Posted in Asturias, Política by reggio on 21 agosto, 2008

El ojo del tigre

Cuentan los sabios guías doctrinales de la sociedad autonómica asturiana que las deficientes vías de comunicación impiden que Asturias culmine felizmente su proceso de desarrollo económico y social. Aseguran que sería suficiente con que la señora ministra de Fomento dejase de tartamudear cada vez que inicia conversaciones sobre logística regional con los representantes del Gobierno del Principado, para que ese obstáculo desapareciera ipso facto y Asturias desplegase su estrategia de bienestar hasta el último rincón de esta endiablada orografía que arruga al Paraíso Natural. Pero yo no lo creo. Sospecho que tiene que haber otras causas más creíbles –pero silenciadas maliciosamente- para explicar convincentemente la actual depresión regional.

La excusa de las comunicaciones deficientes se empezó a utilizar en la década de los años 60 (siglo XX); precisamente, cuando a propósito de una campaña iniciada en solitario por este periódico, que, entonces, parecía otro aunque con la misma cabecera, para que en torno a ENSIDESA se creara una tupida red de pequeñas y medianas empresas dedicadas a la transformación de los productos básicos que elaboraba la enorme siderúrgica.

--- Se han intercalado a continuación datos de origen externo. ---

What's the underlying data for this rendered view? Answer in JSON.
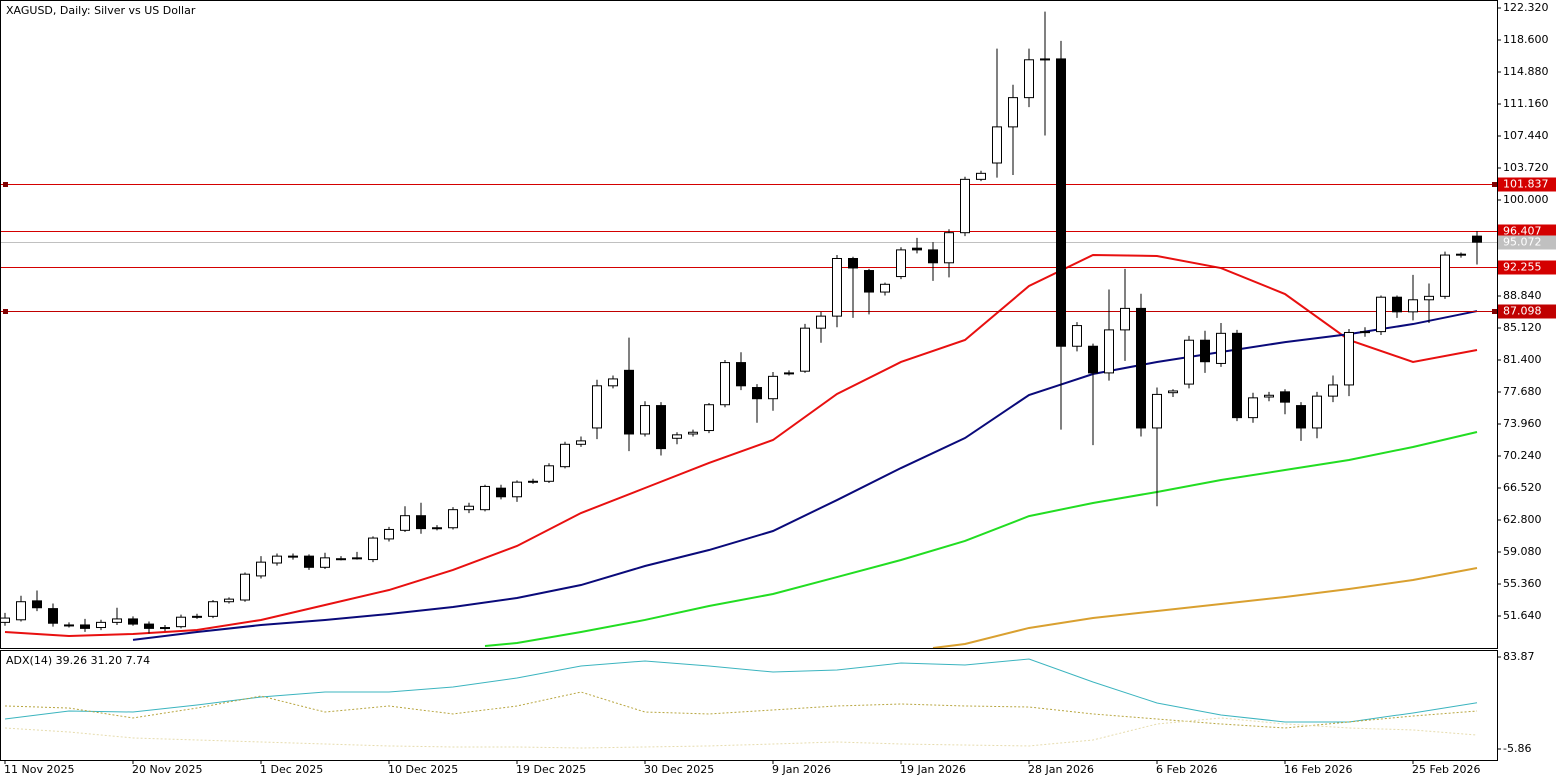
{
  "chart_data": [
    {
      "type": "candlestick",
      "title": "XAGUSD, Daily:  Silver vs US Dollar",
      "categories": [
        "11 Nov 2025",
        null,
        null,
        null,
        null,
        null,
        null,
        null,
        "20 Nov 2025",
        null,
        null,
        null,
        null,
        null,
        null,
        null,
        "1 Dec 2025",
        null,
        null,
        null,
        null,
        null,
        null,
        null,
        "10 Dec 2025",
        null,
        null,
        null,
        null,
        null,
        null,
        null,
        "19 Dec 2025",
        null,
        null,
        null,
        null,
        null,
        null,
        null,
        "30 Dec 2025",
        null,
        null,
        null,
        null,
        null,
        null,
        null,
        "9 Jan 2026",
        null,
        null,
        null,
        null,
        null,
        null,
        null,
        "19 Jan 2026",
        null,
        null,
        null,
        null,
        null,
        null,
        null,
        "28 Jan 2026",
        null,
        null,
        null,
        null,
        null,
        null,
        null,
        "6 Feb 2026",
        null,
        null,
        null,
        null,
        null,
        null,
        null,
        "16 Feb 2026",
        null,
        null,
        null,
        null,
        null,
        null,
        null,
        "25 Feb 2026",
        null,
        null,
        null,
        null
      ],
      "open": [
        50.9,
        51.2,
        53.4,
        52.5,
        50.6,
        50.6,
        50.3,
        50.9,
        51.3,
        50.7,
        50.2,
        50.4,
        51.5,
        51.6,
        53.3,
        53.5,
        56.3,
        57.8,
        58.6,
        58.6,
        57.3,
        58.3,
        58.4,
        58.2,
        60.6,
        61.6,
        63.3,
        61.9,
        61.9,
        64.0,
        64.0,
        66.5,
        65.5,
        67.3,
        67.3,
        69.0,
        71.6,
        73.5,
        78.4,
        80.2,
        72.8,
        76.1,
        72.3,
        72.8,
        73.2,
        76.2,
        81.1,
        78.2,
        76.9,
        79.9,
        80.1,
        85.1,
        86.5,
        93.2,
        91.8,
        89.3,
        91.1,
        94.4,
        94.2,
        92.7,
        96.2,
        102.4,
        104.3,
        108.5,
        111.9,
        116.4,
        116.4,
        83.0,
        83.0,
        79.9,
        84.9,
        87.4,
        73.5,
        77.6,
        78.6,
        83.7,
        81.0,
        84.5,
        74.7,
        77.1,
        77.7,
        76.1,
        73.5,
        77.2,
        78.5,
        84.7,
        84.7,
        88.7,
        87.0,
        88.4,
        88.8,
        93.6,
        95.8
      ],
      "high": [
        52.0,
        54.0,
        54.6,
        53.1,
        50.9,
        51.3,
        51.2,
        52.6,
        51.6,
        51.0,
        50.6,
        51.8,
        51.9,
        53.5,
        53.8,
        56.7,
        58.6,
        58.9,
        58.9,
        58.8,
        59.0,
        58.6,
        59.1,
        60.9,
        62.0,
        64.4,
        64.8,
        62.2,
        64.3,
        64.8,
        66.9,
        66.9,
        67.4,
        67.6,
        69.4,
        71.9,
        72.5,
        79.1,
        79.6,
        84.0,
        76.6,
        76.5,
        73.0,
        73.3,
        76.4,
        81.4,
        82.3,
        78.6,
        80.0,
        80.2,
        85.6,
        87.0,
        93.6,
        93.4,
        92.0,
        90.4,
        94.5,
        95.6,
        95.1,
        96.6,
        102.7,
        103.4,
        117.6,
        113.4,
        117.6,
        121.9,
        118.5,
        85.8,
        83.3,
        89.6,
        92.0,
        89.1,
        78.2,
        78.0,
        84.2,
        84.8,
        85.7,
        84.9,
        77.6,
        77.7,
        78.0,
        76.5,
        77.7,
        79.6,
        85.0,
        85.2,
        88.9,
        88.9,
        91.3,
        90.3,
        94.0,
        93.9,
        96.4
      ],
      "low": [
        50.5,
        51.0,
        52.2,
        50.4,
        50.3,
        49.8,
        50.0,
        50.6,
        50.5,
        49.6,
        49.9,
        50.2,
        51.3,
        51.4,
        53.1,
        53.3,
        56.0,
        57.5,
        58.2,
        57.0,
        57.1,
        58.1,
        58.2,
        57.9,
        60.3,
        61.4,
        61.2,
        61.6,
        61.7,
        63.6,
        63.8,
        65.2,
        64.9,
        67.0,
        67.1,
        68.8,
        71.3,
        72.2,
        78.1,
        70.8,
        72.5,
        70.3,
        71.6,
        72.5,
        72.9,
        75.9,
        77.9,
        74.1,
        75.5,
        79.6,
        79.9,
        83.4,
        85.2,
        86.3,
        86.7,
        88.9,
        90.8,
        93.8,
        90.6,
        91.0,
        95.8,
        102.2,
        102.6,
        102.9,
        110.8,
        107.5,
        73.3,
        82.4,
        71.5,
        79.0,
        81.3,
        72.5,
        64.4,
        77.1,
        78.1,
        79.9,
        80.6,
        74.3,
        74.1,
        76.6,
        75.1,
        72.0,
        72.3,
        76.5,
        77.2,
        84.1,
        84.3,
        86.3,
        86.0,
        85.7,
        88.5,
        93.3,
        92.5
      ],
      "close": [
        51.4,
        53.3,
        52.6,
        50.8,
        50.5,
        50.2,
        50.9,
        51.3,
        50.7,
        50.2,
        50.3,
        51.5,
        51.6,
        53.3,
        53.6,
        56.5,
        57.9,
        58.6,
        58.5,
        57.3,
        58.4,
        58.3,
        58.3,
        60.7,
        61.7,
        63.3,
        61.8,
        61.9,
        64.0,
        64.4,
        66.7,
        65.5,
        67.2,
        67.3,
        69.1,
        71.6,
        72.0,
        78.4,
        79.2,
        72.8,
        76.1,
        71.1,
        72.7,
        73.0,
        76.2,
        81.1,
        78.4,
        76.9,
        79.5,
        79.9,
        85.1,
        86.5,
        93.2,
        92.1,
        89.3,
        90.2,
        94.2,
        94.2,
        92.7,
        96.2,
        102.4,
        103.1,
        108.5,
        111.9,
        116.3,
        116.3,
        83.0,
        85.4,
        79.9,
        84.9,
        87.4,
        73.5,
        77.4,
        77.8,
        83.7,
        81.2,
        84.5,
        74.7,
        77.0,
        77.3,
        76.5,
        73.5,
        77.2,
        78.5,
        84.6,
        84.7,
        88.7,
        87.0,
        88.4,
        88.8,
        93.6,
        93.7,
        95.1
      ],
      "up_color": "#ffffff",
      "down_color": "#000000",
      "edge_color": "#000000",
      "lines": [
        {
          "color": "#e81010",
          "x": [
            0,
            4,
            8,
            12,
            16,
            20,
            24,
            28,
            32,
            36,
            40,
            44,
            48,
            52,
            56,
            60,
            64,
            68,
            72,
            76,
            80,
            84,
            88,
            92
          ],
          "values": [
            49.78,
            49.31,
            49.55,
            50.01,
            51.18,
            52.92,
            54.66,
            56.99,
            59.78,
            63.61,
            66.52,
            69.43,
            72.1,
            77.45,
            81.17,
            83.73,
            90.0,
            93.61,
            93.49,
            92.09,
            89.07,
            83.73,
            81.17,
            82.56
          ]
        },
        {
          "color": "#0a0a7a",
          "x": [
            8,
            12,
            16,
            20,
            24,
            28,
            32,
            36,
            40,
            44,
            48,
            52,
            56,
            60,
            64,
            68,
            72,
            76,
            80,
            84,
            88,
            92
          ],
          "values": [
            48.86,
            49.78,
            50.59,
            51.18,
            51.87,
            52.69,
            53.73,
            55.24,
            57.45,
            59.31,
            61.52,
            65.12,
            68.84,
            72.33,
            77.33,
            79.77,
            81.17,
            82.33,
            83.48,
            84.41,
            85.58,
            87.09
          ]
        },
        {
          "color": "#22dd22",
          "x": [
            30,
            32,
            36,
            40,
            44,
            48,
            52,
            56,
            60,
            64,
            68,
            72,
            76,
            80,
            84,
            88,
            92
          ],
          "values": [
            48.15,
            48.5,
            49.78,
            51.18,
            52.8,
            54.2,
            56.17,
            58.15,
            60.36,
            63.25,
            64.78,
            66.06,
            67.45,
            68.61,
            69.78,
            71.29,
            73.03
          ]
        },
        {
          "color": "#d9a030",
          "x": [
            58,
            60,
            64,
            68,
            72,
            76,
            80,
            84,
            88,
            92
          ],
          "values": [
            47.92,
            48.39,
            50.25,
            51.41,
            52.22,
            53.03,
            53.85,
            54.78,
            55.82,
            57.22
          ]
        }
      ],
      "levels": [
        {
          "value": 101.837,
          "color": "#d40000",
          "marker": true
        },
        {
          "value": 96.407,
          "color": "#d40000",
          "marker": false
        },
        {
          "value": 95.072,
          "color": "#c0c0c0",
          "marker": false
        },
        {
          "value": 92.255,
          "color": "#d40000",
          "marker": false
        },
        {
          "value": 87.098,
          "color": "#c00000",
          "marker": true
        }
      ],
      "ylim": [
        47.92,
        123.25
      ],
      "yticks": [
        {
          "value": 122.32,
          "label": "122.320"
        },
        {
          "value": 118.6,
          "label": "118.600"
        },
        {
          "value": 114.88,
          "label": "114.880"
        },
        {
          "value": 111.16,
          "label": "111.160"
        },
        {
          "value": 107.44,
          "label": "107.440"
        },
        {
          "value": 103.72,
          "label": "103.720"
        },
        {
          "value": 100,
          "label": "100.000"
        },
        {
          "value": 88.84,
          "label": "88.840"
        },
        {
          "value": 85.12,
          "label": "85.120"
        },
        {
          "value": 81.4,
          "label": "81.400"
        },
        {
          "value": 77.68,
          "label": "77.680"
        },
        {
          "value": 73.96,
          "label": "73.960"
        },
        {
          "value": 70.24,
          "label": "70.240"
        },
        {
          "value": 66.52,
          "label": "66.520"
        },
        {
          "value": 62.8,
          "label": "62.800"
        },
        {
          "value": 59.08,
          "label": "59.080"
        },
        {
          "value": 55.36,
          "label": "55.360"
        },
        {
          "value": 51.64,
          "label": "51.640"
        }
      ]
    },
    {
      "type": "line",
      "title": "ADX(14) 39.26 31.20 7.74",
      "x": [
        0,
        4,
        8,
        12,
        16,
        20,
        24,
        28,
        32,
        36,
        40,
        44,
        48,
        52,
        56,
        60,
        64,
        68,
        72,
        76,
        80,
        84,
        88,
        92
      ],
      "series": [
        {
          "color": "#3bb4bf",
          "style": "solid",
          "values": [
            23.4,
            31.2,
            30.2,
            37.0,
            44.8,
            49.7,
            49.7,
            54.6,
            63.4,
            75.1,
            80.0,
            75.1,
            69.2,
            71.2,
            78.0,
            76.1,
            81.9,
            59.5,
            39.0,
            27.3,
            20.5,
            20.5,
            29.3,
            39.26
          ]
        },
        {
          "color": "#b8a640",
          "style": "dotted",
          "values": [
            36.1,
            34.1,
            24.4,
            34.1,
            45.8,
            30.2,
            36.1,
            28.3,
            36.1,
            49.7,
            30.2,
            28.3,
            32.2,
            36.1,
            38.0,
            36.1,
            35.1,
            28.3,
            23.4,
            18.5,
            14.6,
            20.5,
            26.3,
            31.2
          ]
        },
        {
          "color": "#e6dcae",
          "style": "dotted",
          "values": [
            14.6,
            10.7,
            4.9,
            2.9,
            1.0,
            -1.0,
            -2.9,
            -3.9,
            -3.9,
            -4.9,
            -3.9,
            -2.9,
            -1.0,
            1.0,
            -1.0,
            -2.0,
            -2.9,
            2.9,
            18.5,
            24.4,
            18.5,
            14.6,
            12.7,
            7.74
          ]
        }
      ],
      "ylim": [
        -16.6,
        89.72
      ],
      "yticks": [
        83.87,
        -5.86
      ]
    }
  ]
}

Un alto ejecutivo de la entonces empresa nacional argumentó que mientras Asturias no tuviera unas comunicaciones modernas era imposible acometer el desarrollo integral de aquel enorme paquidermo del INI.

En la actualidad, nadie puede negar que la red de comunicaciones viales en la región experimentó un enorme cambio. De aquellas antiguas carreteras, cuya mayoría eran reliquias del histórico Circuito Nacional de Firmes Especiales, perteneciente a la época del general Primo de Rivera, nos habían trasladado al milagro de las autopistas y las autovías por las que hoy circulan los automóviles que nos agobian… Pero sólo es un milagro para uso doméstico. La red viaria asturiana es un escalectrix para jugar en casa, no para salir al exterior. Quizás para evitar que los súbditos del Principado pierdan el hábito de consolarse y autocomplacerse en sus soledades contemplándose su propio ombligo. Como hacían en ENSIDESA hace casi cincuenta años.

Sin embargo, ahora surgen voces nuevas que exigen algo más que jugar a los coches en casa: quieren tener un AVE, esa moderna utopía que sirve para viajar muy deprisa para llegar muy pronto a donde sea. A propósito de la mejora del viejo trazado del ferrocarril por el Pajares (una tardía mejora mecánica…), desde Pola de Lena hasta Gijón, todos quieren tener preparada una estación preparada con andenes para subirse al AVE. Me pregunto para qué: para llegar en un suspiro desde Mieres a Oviedo. Y desde Oviedo a Gijón. Incluso desde la Junta General del Principado hasta Madrid. ¿Para que sirve, hoy, ir a Madrid; como hacían en los tiempos de aquel general los alcaldes y jefes locales del Movimiento, si el centro neurálgico de las decisiones políticas, económicas, sociales, etc., etc., está situado más allá de París: en Bruselas y en Estrasburgo…? O sea, en Europa.

Esto quiere decir que el verdadero problema que tiene Asturias con sus comunicaciones hacia el infinito no tiene su origen en el tartamudeo que la señora ministra de Fomento utiliza para mantener sus conversaciones orgánicas con los representantes del Gobierno del Principado; principalmente, cuando se plantea la necesidad de establecer calendarios para trabajos de obras públicas y de señalar cuantías económicas para costear la reforma de las comunicaciones en esta región. El problema más gordo –por lo tanto, el más complejo y el más difícil de resolver- es el poco peso político que tiene Asturias en el conjunto nacional de las autonomías, que tutela el Gobierno desde el monasterio de La Moncloa.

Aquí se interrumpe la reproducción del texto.